Невысоко махнув рукой, он хлопнул кнутом по голому телу. Саша взвизгнул.
– Врешь, – сказал дед, – это не больно! А вот этак больней! И ударил так, что на теле сразу загорелась, вспухнула красная полоса, а брат протяжно завыл.
– Не сладко? – спрашивал дед, равномерно поднимая и опуская руку. – Не любишь? – Это за наперсток!
Когда он взмахивал рукой, в груди у меня все поднималось вместе с нею; падала рука – и я весь точно падал.
Саша визжал страшно, тонко, противно:
– Не буду-у... Ведь я же сказал про скатерть... Ведь я же сказал...
Спокойно, точно псалтирь читая, дед говорил:
– Донос – не оправданье! Доносчику первый кнут. Вот тебе за скатерть! Бабушка кинулась ко мне и схватила меня на руки:
– Лексея не дам! Не дам, изверг!
Она стала бить ногою в дверь, призывая:
– Варя, Варвара!..
Дед бросился к ней, сшиб ее с ног, выхватил меня и понес к лавке. Я бился в руках у него, дергал рыжую бороду, укусил ему палец. Он орал, тискал меня и, наконец, бросил на лавку, разбив мне лицо. Помню дикий его крик:
– Привязывай! Убью!..
Помню белое лицо матери и ее огромные глаза. Она бегала вдоль лавки и хрипела:
– Папаша, не надо!.. Отдайте!..
Дед засек меня до потери сознания, и несколько дней я хворал, валяясь вверх спиною на широкой жаркой постели в маленькой комнате с одним окном и красной, неугасимой лампадой перед киотом со множеством икон.

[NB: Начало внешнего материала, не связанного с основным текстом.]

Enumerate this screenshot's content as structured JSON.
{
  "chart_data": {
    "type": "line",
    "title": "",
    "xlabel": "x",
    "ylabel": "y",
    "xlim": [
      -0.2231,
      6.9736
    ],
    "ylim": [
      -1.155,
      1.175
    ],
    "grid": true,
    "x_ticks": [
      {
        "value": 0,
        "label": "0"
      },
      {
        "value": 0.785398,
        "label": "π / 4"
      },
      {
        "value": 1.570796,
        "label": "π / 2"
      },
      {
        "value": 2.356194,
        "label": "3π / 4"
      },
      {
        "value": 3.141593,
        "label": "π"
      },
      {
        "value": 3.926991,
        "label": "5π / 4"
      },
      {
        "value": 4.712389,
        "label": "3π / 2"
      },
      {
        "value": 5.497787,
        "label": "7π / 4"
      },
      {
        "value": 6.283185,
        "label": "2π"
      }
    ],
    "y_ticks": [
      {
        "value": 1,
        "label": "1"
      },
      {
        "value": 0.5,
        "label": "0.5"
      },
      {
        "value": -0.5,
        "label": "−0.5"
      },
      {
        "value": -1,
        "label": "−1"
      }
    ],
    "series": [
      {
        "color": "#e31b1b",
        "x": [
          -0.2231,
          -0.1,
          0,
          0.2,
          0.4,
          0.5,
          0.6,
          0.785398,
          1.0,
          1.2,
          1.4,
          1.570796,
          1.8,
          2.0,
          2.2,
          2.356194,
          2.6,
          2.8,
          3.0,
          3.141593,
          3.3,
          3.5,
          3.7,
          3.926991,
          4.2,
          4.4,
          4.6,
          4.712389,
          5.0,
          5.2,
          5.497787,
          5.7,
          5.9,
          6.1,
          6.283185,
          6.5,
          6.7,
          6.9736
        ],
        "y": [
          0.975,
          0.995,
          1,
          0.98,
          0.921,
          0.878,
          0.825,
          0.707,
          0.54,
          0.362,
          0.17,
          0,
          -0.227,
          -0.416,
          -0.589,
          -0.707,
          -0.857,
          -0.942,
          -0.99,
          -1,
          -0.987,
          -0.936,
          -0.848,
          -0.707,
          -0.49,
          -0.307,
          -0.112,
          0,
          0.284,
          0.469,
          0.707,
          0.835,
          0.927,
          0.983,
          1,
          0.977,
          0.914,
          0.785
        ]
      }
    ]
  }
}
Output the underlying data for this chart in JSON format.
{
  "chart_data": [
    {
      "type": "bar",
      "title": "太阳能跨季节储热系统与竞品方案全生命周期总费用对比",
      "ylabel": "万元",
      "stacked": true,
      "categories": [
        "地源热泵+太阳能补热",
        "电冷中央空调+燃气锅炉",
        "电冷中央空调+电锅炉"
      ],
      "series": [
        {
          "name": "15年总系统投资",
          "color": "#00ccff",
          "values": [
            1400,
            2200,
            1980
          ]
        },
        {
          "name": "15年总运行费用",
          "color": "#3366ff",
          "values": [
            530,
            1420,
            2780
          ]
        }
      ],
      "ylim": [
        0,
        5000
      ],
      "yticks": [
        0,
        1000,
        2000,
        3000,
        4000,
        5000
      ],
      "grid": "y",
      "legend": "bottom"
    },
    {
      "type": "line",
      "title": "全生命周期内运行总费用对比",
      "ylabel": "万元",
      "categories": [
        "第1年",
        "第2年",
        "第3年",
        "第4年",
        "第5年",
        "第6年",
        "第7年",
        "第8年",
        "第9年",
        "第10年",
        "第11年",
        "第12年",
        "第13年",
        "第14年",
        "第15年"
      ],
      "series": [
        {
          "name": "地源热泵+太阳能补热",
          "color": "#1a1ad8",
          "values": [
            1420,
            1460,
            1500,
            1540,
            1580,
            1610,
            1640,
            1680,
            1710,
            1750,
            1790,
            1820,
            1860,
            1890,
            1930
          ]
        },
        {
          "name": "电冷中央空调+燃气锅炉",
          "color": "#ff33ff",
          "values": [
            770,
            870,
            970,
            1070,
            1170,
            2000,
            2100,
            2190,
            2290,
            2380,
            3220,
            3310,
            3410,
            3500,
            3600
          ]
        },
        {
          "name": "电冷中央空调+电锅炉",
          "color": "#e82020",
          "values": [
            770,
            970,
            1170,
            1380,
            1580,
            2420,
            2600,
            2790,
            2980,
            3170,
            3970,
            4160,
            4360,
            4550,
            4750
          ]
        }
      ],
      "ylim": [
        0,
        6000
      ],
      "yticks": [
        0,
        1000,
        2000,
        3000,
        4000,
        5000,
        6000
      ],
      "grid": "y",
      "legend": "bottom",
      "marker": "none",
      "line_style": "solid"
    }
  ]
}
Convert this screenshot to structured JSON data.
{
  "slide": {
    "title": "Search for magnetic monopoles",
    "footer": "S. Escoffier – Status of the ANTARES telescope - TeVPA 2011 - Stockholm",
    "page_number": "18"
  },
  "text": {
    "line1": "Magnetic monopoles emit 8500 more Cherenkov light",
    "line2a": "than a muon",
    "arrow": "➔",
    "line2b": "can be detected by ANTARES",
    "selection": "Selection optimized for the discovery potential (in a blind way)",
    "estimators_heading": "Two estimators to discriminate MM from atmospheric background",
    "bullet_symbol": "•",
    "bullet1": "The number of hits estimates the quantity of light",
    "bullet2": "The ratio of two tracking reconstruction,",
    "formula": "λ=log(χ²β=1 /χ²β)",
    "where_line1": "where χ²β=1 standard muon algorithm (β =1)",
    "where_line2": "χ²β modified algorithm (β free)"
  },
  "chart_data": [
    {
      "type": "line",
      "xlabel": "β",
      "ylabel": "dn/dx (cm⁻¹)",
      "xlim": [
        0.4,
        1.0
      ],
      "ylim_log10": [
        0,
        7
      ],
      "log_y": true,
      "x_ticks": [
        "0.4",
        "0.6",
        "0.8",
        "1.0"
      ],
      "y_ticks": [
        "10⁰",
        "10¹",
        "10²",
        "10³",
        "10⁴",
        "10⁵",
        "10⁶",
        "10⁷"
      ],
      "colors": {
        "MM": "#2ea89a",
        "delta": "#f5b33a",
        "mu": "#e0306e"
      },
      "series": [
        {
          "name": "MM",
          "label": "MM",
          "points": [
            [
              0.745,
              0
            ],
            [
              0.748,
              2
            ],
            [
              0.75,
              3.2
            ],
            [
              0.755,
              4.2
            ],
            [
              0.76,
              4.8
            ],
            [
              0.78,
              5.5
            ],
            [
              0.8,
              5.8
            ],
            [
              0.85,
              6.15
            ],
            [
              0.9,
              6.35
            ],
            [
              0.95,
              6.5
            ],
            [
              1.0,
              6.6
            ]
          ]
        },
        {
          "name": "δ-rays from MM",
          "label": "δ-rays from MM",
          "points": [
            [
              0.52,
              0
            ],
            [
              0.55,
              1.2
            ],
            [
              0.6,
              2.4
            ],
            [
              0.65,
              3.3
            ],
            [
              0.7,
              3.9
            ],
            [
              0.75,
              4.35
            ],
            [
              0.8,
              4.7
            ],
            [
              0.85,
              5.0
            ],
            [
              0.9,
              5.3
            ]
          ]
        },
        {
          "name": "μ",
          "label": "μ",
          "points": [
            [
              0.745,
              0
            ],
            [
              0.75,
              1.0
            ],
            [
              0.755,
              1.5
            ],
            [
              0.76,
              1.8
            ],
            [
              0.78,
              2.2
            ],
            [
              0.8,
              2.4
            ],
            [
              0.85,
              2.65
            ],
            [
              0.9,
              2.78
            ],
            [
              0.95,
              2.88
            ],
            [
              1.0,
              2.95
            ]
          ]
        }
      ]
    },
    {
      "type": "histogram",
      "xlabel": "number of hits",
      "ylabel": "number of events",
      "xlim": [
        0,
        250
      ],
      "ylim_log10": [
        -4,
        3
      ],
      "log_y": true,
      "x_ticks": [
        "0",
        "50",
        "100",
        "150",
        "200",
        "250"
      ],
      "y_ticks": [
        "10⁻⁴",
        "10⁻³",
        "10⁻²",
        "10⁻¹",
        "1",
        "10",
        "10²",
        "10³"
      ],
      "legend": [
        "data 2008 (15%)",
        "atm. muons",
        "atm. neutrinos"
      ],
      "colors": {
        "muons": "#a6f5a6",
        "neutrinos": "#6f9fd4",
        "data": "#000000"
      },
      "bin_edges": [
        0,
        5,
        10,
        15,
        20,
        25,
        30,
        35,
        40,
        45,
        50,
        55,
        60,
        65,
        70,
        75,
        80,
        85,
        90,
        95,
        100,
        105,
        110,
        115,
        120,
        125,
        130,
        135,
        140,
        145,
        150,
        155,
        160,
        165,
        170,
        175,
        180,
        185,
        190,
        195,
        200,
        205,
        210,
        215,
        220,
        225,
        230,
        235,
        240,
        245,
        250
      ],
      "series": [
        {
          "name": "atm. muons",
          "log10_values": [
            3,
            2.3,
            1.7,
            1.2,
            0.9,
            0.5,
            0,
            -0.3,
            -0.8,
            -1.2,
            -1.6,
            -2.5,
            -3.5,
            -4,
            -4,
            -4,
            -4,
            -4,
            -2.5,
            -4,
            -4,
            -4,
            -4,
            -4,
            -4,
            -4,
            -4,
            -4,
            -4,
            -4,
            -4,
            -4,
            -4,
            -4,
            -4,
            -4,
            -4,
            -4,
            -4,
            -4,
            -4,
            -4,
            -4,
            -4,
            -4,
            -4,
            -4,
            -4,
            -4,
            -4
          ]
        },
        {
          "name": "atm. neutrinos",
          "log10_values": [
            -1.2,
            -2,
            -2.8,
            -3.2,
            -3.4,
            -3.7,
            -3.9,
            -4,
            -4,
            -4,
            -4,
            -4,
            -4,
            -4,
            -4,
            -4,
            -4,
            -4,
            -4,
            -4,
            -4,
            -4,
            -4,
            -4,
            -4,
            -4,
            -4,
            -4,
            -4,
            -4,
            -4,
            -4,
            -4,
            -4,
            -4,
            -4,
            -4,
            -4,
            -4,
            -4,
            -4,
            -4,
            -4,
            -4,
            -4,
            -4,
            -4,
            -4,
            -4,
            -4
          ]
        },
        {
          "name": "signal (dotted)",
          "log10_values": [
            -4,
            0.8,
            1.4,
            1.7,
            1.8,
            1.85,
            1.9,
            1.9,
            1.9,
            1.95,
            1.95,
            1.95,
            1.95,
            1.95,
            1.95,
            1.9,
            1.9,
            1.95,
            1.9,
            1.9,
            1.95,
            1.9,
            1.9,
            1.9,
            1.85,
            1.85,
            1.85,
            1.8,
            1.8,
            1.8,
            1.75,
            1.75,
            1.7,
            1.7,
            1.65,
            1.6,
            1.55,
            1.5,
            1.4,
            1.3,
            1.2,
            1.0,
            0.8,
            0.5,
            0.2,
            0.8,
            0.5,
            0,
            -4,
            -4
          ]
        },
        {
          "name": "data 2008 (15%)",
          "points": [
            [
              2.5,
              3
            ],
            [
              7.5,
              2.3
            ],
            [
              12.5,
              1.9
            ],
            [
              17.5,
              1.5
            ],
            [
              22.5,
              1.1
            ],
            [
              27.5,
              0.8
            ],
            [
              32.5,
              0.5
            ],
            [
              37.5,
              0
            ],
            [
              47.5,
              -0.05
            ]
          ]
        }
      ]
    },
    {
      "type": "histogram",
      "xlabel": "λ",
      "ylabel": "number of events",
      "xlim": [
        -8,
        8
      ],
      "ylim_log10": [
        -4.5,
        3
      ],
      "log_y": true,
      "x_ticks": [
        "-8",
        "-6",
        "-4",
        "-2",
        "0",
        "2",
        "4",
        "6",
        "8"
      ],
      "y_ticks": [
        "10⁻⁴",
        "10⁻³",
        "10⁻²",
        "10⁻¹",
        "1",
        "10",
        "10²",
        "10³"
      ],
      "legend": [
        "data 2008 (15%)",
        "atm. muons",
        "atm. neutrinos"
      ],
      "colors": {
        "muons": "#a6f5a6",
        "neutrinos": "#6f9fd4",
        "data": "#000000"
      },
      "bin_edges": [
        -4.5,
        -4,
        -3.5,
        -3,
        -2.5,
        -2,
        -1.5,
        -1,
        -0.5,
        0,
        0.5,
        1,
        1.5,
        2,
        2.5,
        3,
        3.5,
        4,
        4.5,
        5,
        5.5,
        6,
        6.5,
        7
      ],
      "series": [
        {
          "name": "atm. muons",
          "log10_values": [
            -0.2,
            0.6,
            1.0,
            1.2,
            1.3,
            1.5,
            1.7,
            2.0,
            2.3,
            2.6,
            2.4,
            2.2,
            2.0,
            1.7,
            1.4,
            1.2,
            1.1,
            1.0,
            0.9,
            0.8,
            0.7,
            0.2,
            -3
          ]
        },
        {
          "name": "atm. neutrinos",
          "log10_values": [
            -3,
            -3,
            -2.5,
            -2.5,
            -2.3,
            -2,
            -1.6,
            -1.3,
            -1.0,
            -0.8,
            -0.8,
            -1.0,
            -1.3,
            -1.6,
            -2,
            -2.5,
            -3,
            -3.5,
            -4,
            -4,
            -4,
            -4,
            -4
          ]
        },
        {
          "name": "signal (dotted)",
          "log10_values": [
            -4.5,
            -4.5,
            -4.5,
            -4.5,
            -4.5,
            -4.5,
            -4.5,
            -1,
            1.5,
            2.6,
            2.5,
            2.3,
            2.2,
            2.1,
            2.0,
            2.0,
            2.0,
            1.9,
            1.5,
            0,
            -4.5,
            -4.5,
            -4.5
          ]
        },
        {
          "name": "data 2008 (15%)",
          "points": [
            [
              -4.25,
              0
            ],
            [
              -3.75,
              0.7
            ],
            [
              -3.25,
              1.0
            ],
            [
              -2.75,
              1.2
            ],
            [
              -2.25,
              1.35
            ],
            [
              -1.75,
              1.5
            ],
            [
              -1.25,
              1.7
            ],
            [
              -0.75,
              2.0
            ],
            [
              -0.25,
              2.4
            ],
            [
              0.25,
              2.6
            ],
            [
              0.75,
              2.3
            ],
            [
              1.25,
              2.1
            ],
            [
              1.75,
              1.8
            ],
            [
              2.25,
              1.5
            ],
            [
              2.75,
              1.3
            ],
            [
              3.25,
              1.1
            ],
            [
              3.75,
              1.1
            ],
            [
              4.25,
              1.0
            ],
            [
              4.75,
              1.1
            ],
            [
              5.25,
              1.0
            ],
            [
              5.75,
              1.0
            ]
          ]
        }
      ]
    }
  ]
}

Дни нездоровья были для меня большими днями жизни. В течение их я, должно быть, сильно вырос и почувствовал что-то особенное. С тех дней у меня явилось беспокойное внимание к людям, и, точно мне содрали кожу с сердца, оно стало невыносимо чутким ко всякой обиде и боли, своей и чужой.
Как-то вдруг, точно с потолка спрыгнув, явился дедушка, сел на кровать, пощупал мне голову холодной, как лед, рукою:
– Здравствуй, сударь... Да ты ответь, не сердись. Ну, что ли?..
Очень хотелось ударить его ногой, но было больно пошевелиться. Он казался еще более рыжим, чем был раньше; голова его беспокойно качалась; яркие глаза искали чего-то на стене. Вынув из кармана пряничного козла, два сахарных рожка, яблоко и ветку синего изюма, он положил все это на подушку, к носу моему.